O governo federal anunciou nesta sexta-feira (22) a fixação de uma subvenção de R$ 0,44 por litro para a gasolina. A medida visa a amortecer os impactos da recente elevação nos preços internacionais do petróleo, exacerbada pela guerra no Irã.

Bruno Moretti, ministro do Planejamento e Orçamento, detalhou que o valor representa aproximadamente metade dos tributos federais incidentes sobre o combustível. A decisão foi tomada com cautela para evitar um desequilíbrio nas contas públicas. A proposta será formalmente apresentada ao presidente Luiz Inácio Lula da Silva na próxima segunda-feira (25).

Inicialmente, a equipe econômica havia sinalizado que o subsídio ficaria entre R$ 0,40 e R$ 0,45 por litro. Para o diesel, uma subvenção de R$ 0,3515 já está prevista para entrar em vigor em junho, após o término da isenção temporária de tributos federais sobre o produto.

A subvenção funcionará como um alívio temporário no preço final ao consumidor. Embora o governo tenha considerado um benefício maior, chegando a R$ 0,89 por litro (o equivalente ao total de tributos federais), optou-se por um valor mais moderado.

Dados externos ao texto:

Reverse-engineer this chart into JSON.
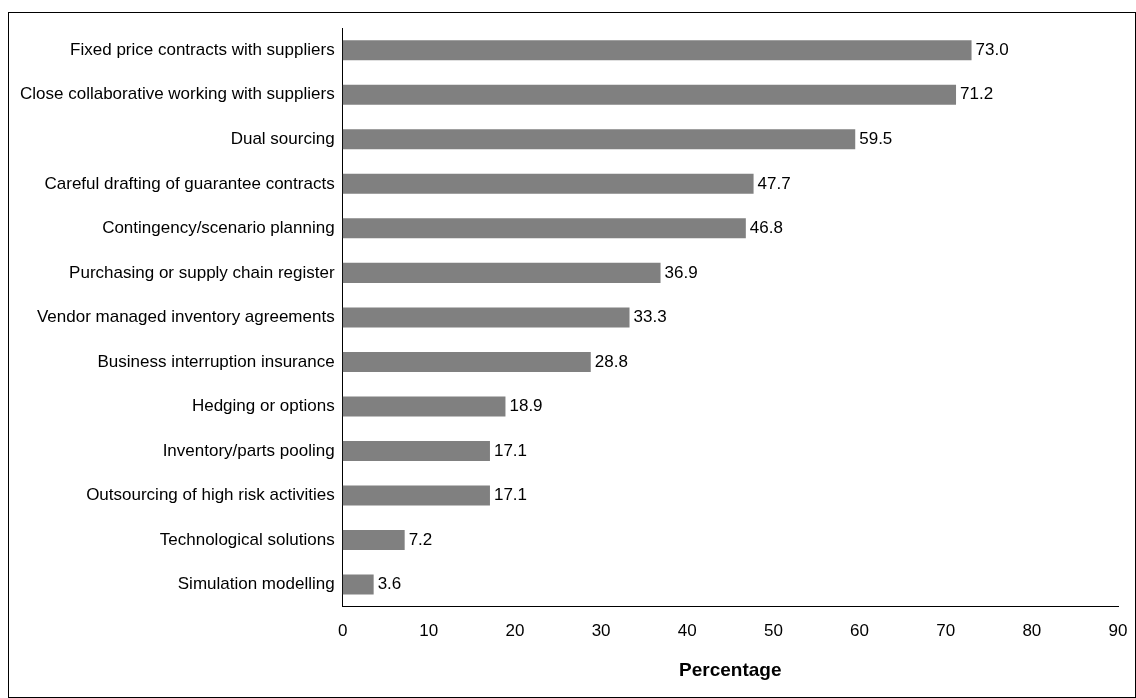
{
  "chart_data": {
    "type": "bar",
    "orientation": "horizontal",
    "xlabel": "Percentage",
    "categories": [
      "Fixed price contracts with suppliers",
      "Close collaborative working with suppliers",
      "Dual sourcing",
      "Careful drafting of guarantee contracts",
      "Contingency/scenario planning",
      "Purchasing or supply chain register",
      "Vendor managed inventory agreements",
      "Business interruption insurance",
      "Hedging or options",
      "Inventory/parts pooling",
      "Outsourcing of high risk activities",
      "Technological solutions",
      "Simulation modelling"
    ],
    "values": [
      73.0,
      71.2,
      59.5,
      47.7,
      46.8,
      36.9,
      33.3,
      28.8,
      18.9,
      17.1,
      17.1,
      7.2,
      3.6
    ],
    "value_labels": [
      "73.0",
      "71.2",
      "59.5",
      "47.7",
      "46.8",
      "36.9",
      "33.3",
      "28.8",
      "18.9",
      "17.1",
      "17.1",
      "7.2",
      "3.6"
    ],
    "color": "#808080",
    "xlim": [
      0,
      90
    ],
    "xticks": [
      0,
      10,
      20,
      30,
      40,
      50,
      60,
      70,
      80,
      90
    ],
    "grid": false,
    "legend": false
  }
}
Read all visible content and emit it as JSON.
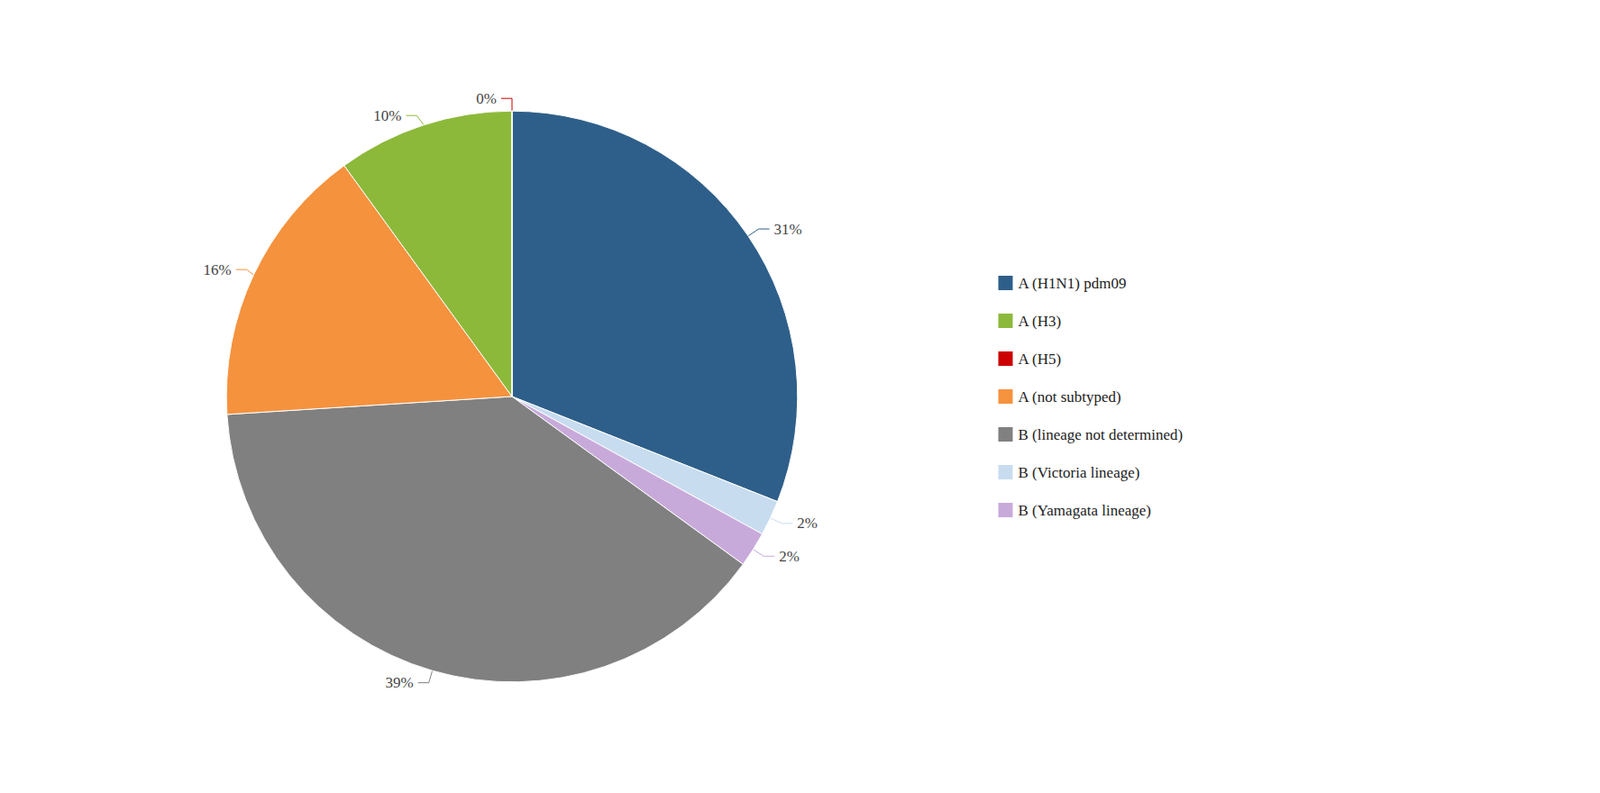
{
  "chart_data": {
    "type": "pie",
    "categories": [
      "A (H1N1) pdm09",
      "B (Victoria lineage)",
      "B (Yamagata lineage)",
      "B (lineage not determined)",
      "A (not subtyped)",
      "A (H3)",
      "A (H5)"
    ],
    "values": [
      31,
      2,
      2,
      39,
      16,
      10,
      0
    ],
    "value_labels": [
      "31%",
      "2%",
      "2%",
      "39%",
      "16%",
      "10%",
      "0%"
    ],
    "colors": [
      "#2E5F8A",
      "#C8DCF0",
      "#C8AADA",
      "#808080",
      "#F5923E",
      "#8DB93A",
      "#CC0000"
    ],
    "data_labels": true,
    "legend": "right"
  }
}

“Dada a nossa cautela, inclusive do ponto de vista fiscal, olhando para o quanto variou o preço da gasolina, considerando o preço antes da guerra, achamos melhor ficar em torno da metade desse limite”, explicou Moretti durante uma coletiva de imprensa. Ele também mencionou que o choque de preços foi mais acentuado no diesel, o que permitiu uma compensação menor na gasolina.

O custo estimado para a medida é de aproximadamente R$ 1,2 bilhão por mês, com uma duração inicial prevista de dois meses, totalizando um impacto de cerca de R$ 2,4 bilhões. O gasto ainda não foi incorporado oficialmente ao Orçamento, pois o decreto regulamentador está em fase final de elaboração.

A estratégia de subsídio, com validade inicial de dois meses, será reavaliada pela equipe econômica. O modelo a ser seguido é semelhante ao subsídio implementado para o diesel em março, com o objetivo de estabilizar os preços diante da volatilidade do mercado internacional.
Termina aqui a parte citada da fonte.